India’s former Chief Election Commissioner SY Quraishi reports that electoral reforms proposed by legitimate government institutions have been ignored for more than two decades. The most alarming is the brazen avoidance of a Supreme Court directive to institute paper-trail-equipped electronic voting machines. “More than three years after the court’s directive and despite 10 reminders from the Election Commission, the government has not released the requisite funds,” he writes.
In a recent TV appearance Mr. Quraishi also raised the issue of the appointment of India’s Election Commissioners. The sitting government does the appointments without much scrutiny. “It’s a miracle,” he said, “the Election Commission has been behaving.”
These issues raise the question, who under parliamentary systems can compel sitting governments to institute electoral reforms? A legislation has a chance of passing only when it is brought to vote by the government of the day. The opposition, by the very definition of the parliamentary system, has no chance of passing anything. They can only make speeches in Parliament. And of course when they come to power, they have no interest in hurting their own chances of reelection. Hence the cycle of avoiding electoral reforms continues.
Here’s Mr. Quraishi’s full report, first published in the Indian Express…
The debate on electoral reforms in the Rajya Sabha on March 22 was heartwarming — the civility with which it was conducted the icing on the cake. Members of political parties tend to avoid discussions on electoral reforms, except in private conversations. But the participation in the debate on that day was so enthusiastic that the deputy chairman had to extend the discussion to twice the time that is normally allotted to a short duration discussion — two-and-a half hours to five hours.
The immediate provocation for the debate was BSP supremo Mayawati’s allegation of manipulation of EVMs in the recent UP assembly elections. As expected, issues about EVMs took up a major part of the discussion. While a return to ballot papers was mentioned, most speakers demanded the use of VVPATs (voter-verified paper audit trail) in the forthcoming elections to the Gujarat and Himachal Pradesh assemblies, and eventually in the Lok Sabha elections of 2019.
In a judgement in 2013 (Subramanian Swamy versus ECI), the Supreme Court had commended the Election Commission for taking a series of steps to introduce VVPATs, including conducting an all-party meeting in 2011. The meeting had unanimously approved the idea of introducing VVPATs. The EC had then ordered the two EVM companies to start manufacturing the machines and a field test was conducted in 2011 in five climatic zones. Our effort was to introduce these machines in the 2012 UP assembly elections and four other state assembly elections. That couldn’t happen as the field tests revealed snags, which took almost a year to fix.
Holding that the paper trail is an “indispensable requirement of free and fair elections”, the Supreme Court directed the Government of India to provide the requisite funds for procuring the VVPAT machines. Appreciating the EC’s efforts, the court approved its plan to roll out VVPATs in phases till 2019.

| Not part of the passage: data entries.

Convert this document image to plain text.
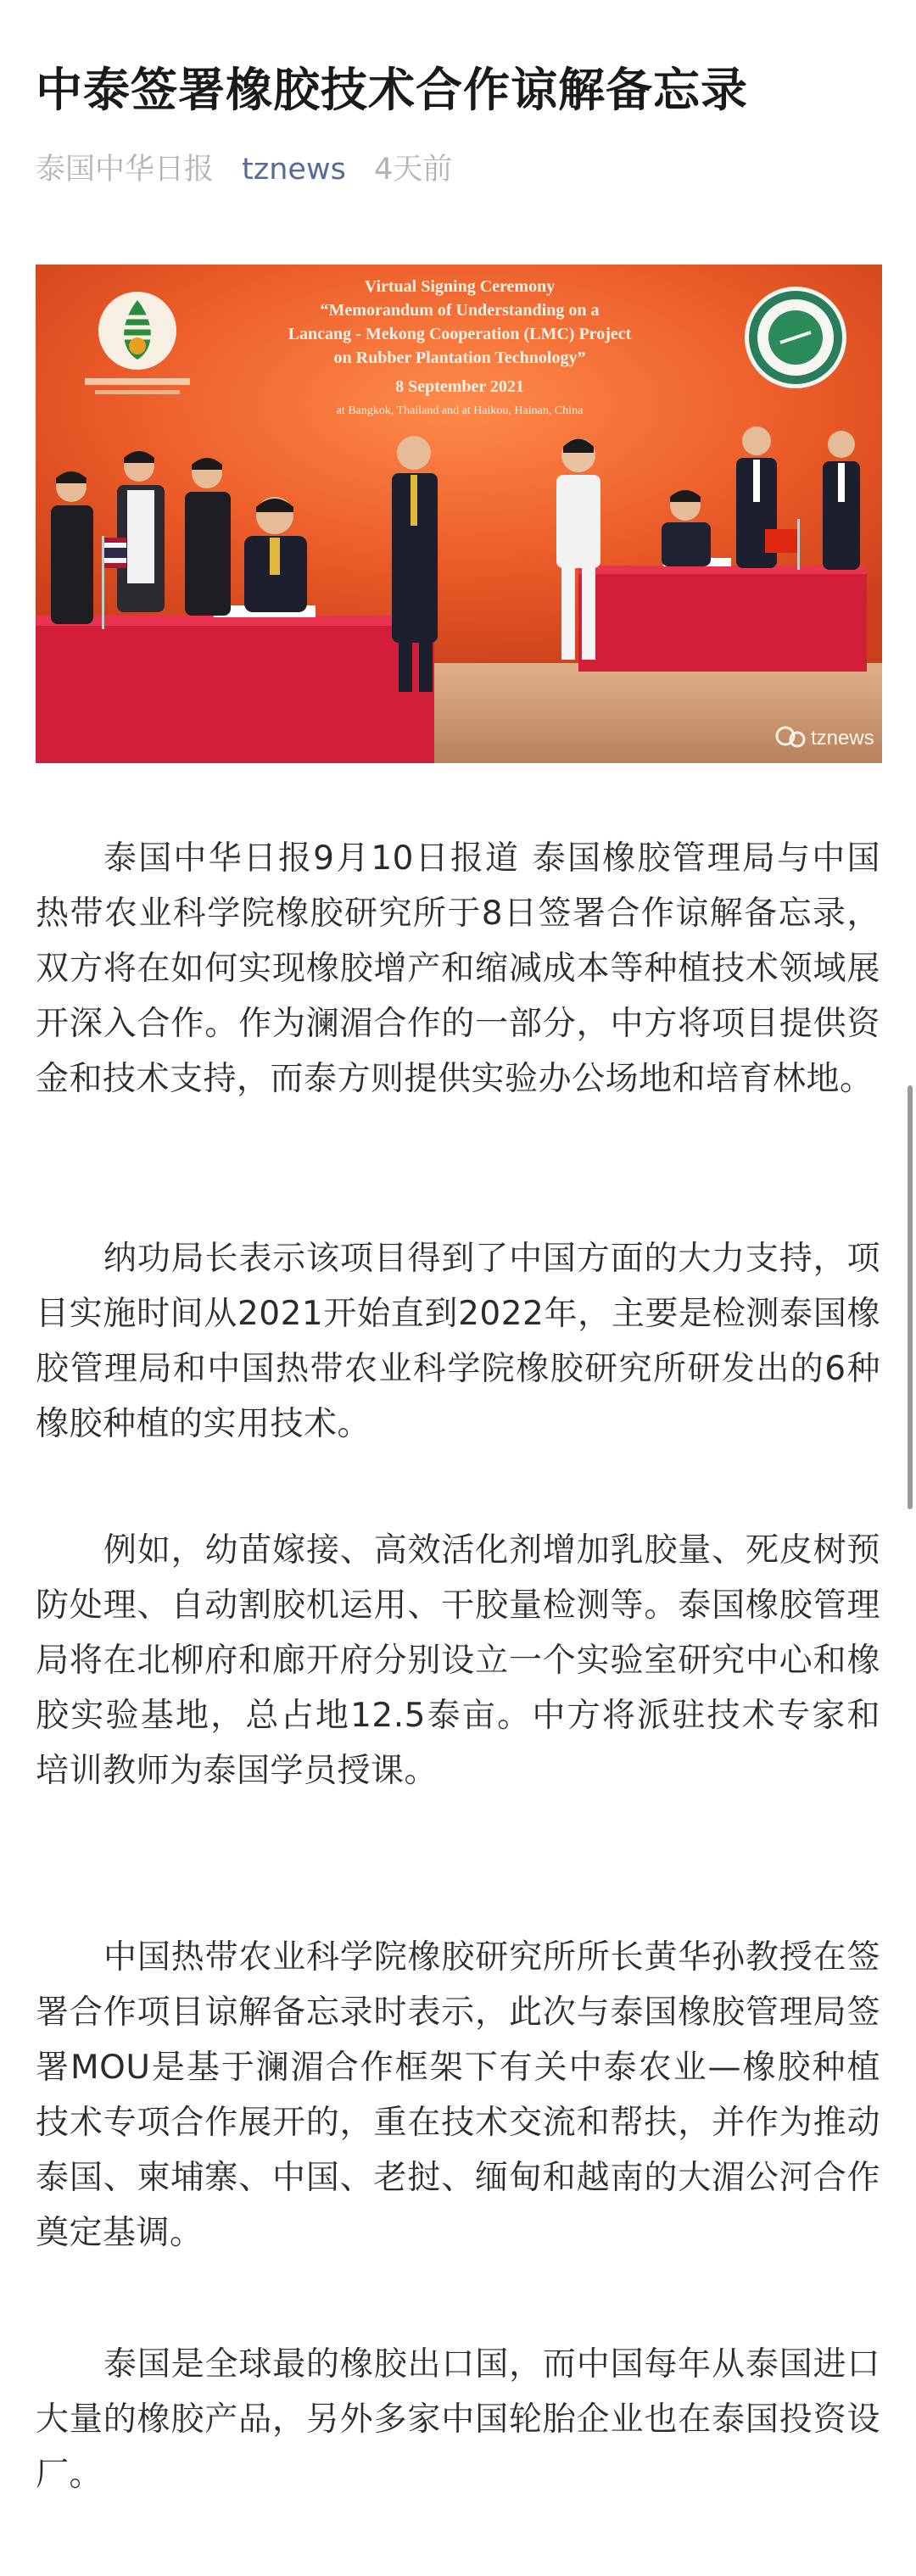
中泰签署橡胶技术合作谅解备忘录
泰国中华日报 tznews 4天前
Virtual Signing Ceremony
“Memorandum of Understanding on a
Lancang - Mekong Cooperation (LMC) Project
on Rubber Plantation Technology”
8 September 2021
at Bangkok, Thailand and at Haikou, Hainan, China
tznews

泰国中华日报9月10日报道 泰国橡胶管理局与中国热带农业科学院橡胶研究所于8日签署合作谅解备忘录，双方将在如何实现橡胶增产和缩减成本等种植技术领域展开深入合作。作为澜湄合作的一部分，中方将项目提供资金和技术支持，而泰方则提供实验办公场地和培育林地。

纳功局长表示该项目得到了中国方面的大力支持，项目实施时间从2021开始直到2022年，主要是检测泰国橡胶管理局和中国热带农业科学院橡胶研究所研发出的6种橡胶种植的实用技术。

例如，幼苗嫁接、高效活化剂增加乳胶量、死皮树预防处理、自动割胶机运用、干胶量检测等。泰国橡胶管理局将在北柳府和廊开府分别设立一个实验室研究中心和橡胶实验基地，总占地12.5泰亩。中方将派驻技术专家和培训教师为泰国学员授课。

中国热带农业科学院橡胶研究所所长黄华孙教授在签署合作项目谅解备忘录时表示，此次与泰国橡胶管理局签署MOU是基于澜湄合作框架下有关中泰农业—橡胶种植技术专项合作展开的，重在技术交流和帮扶，并作为推动泰国、柬埔寨、中国、老挝、缅甸和越南的大湄公河合作奠定基调。

泰国是全球最的橡胶出口国，而中国每年从泰国进口大量的橡胶产品，另外多家中国轮胎企业也在泰国投资设厂。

More than three years after the court’s directive and despite 10 reminders from the EC, the government has not released the requisite funds.
So far, the EC has just 52,000 machines (against the nearly 20 lakh that are required in the country) which were deployed in the recent elections. Meanwhile, two contempt of court petitions have been filed against the government and the EC. After the unanimous demand of the members of Rajya Sabha, cutting across party lines, it is hoped that the government will be compelled to release the funds without further delay.
The other major concern across parties was about paid news. Members demanded that it should be made a cognisable criminal offence.
Use of money power in elections was a serious concern as well, with most speakers demanding state funding of elections. They also demanded a ban on corporate donations. Several members demanded a ceiling on expenditure by political parties to bring down the cost of elections. This is essential to ensure a level-playing field for all contestants.
A very significant subject that was discussed on March 22 was the long-prevalent first-past-the-post system in which the “winner takes all”. There is growing concern that the system can lead to majoritarianism. The members wanted this system to be replaced by the proportional representation system which can ensure that every section of the citizenry gets due representation. It was suggested that this will bring down the cost of holding elections and reduce the divisive nature of electoral campaigns.
The prime minister’s proposal for simultaneous elections came in for a lot of attack. It was seen as a surreptitious attempt to bring in the presidential form of government.
Some speakers said it is against India’s federal polity, others believed it will go against the basic structure of the constitution. There was unanimity on banning opinion polls. Many members wanted the abolition of the provision that allows a candidate to stand for election in more than one constituency. A few members mentioned reservation for women, voting by NRIs and migrants and the need to make the model code of conduct more liberal. Many members suggested the constitution of a parliamentary committee, with experts from outside parliament, with the mandate of suggesting ways to carry out these reforms. However, nobody was interested in talking about the increasing criminalisation of politics, which is the EC’s — and the nation’s — most important concern.
The law minister’s reply to the debate, as expected, was largely confined to the EVMs. He defended these machines to the hilt. Strangely, however, he did not give any assurance about the release of funds for the VVPAT machines. It’s a pity that the issue may be decided in the contempt petitions pending in the Supreme Court.
It is noteworthy that the EC has mooted all these reforms for over two decades. Several parliamentary committees and at least two reports of the National Law Commission have made sweeping recommendations on these matters.
If a committee is set up, it must look at all the reforms proposed by the EC over the years, instead of reinventing the wheel. It should deal with the entire gamut of electoral reforms and not recommend piecemeal solutions.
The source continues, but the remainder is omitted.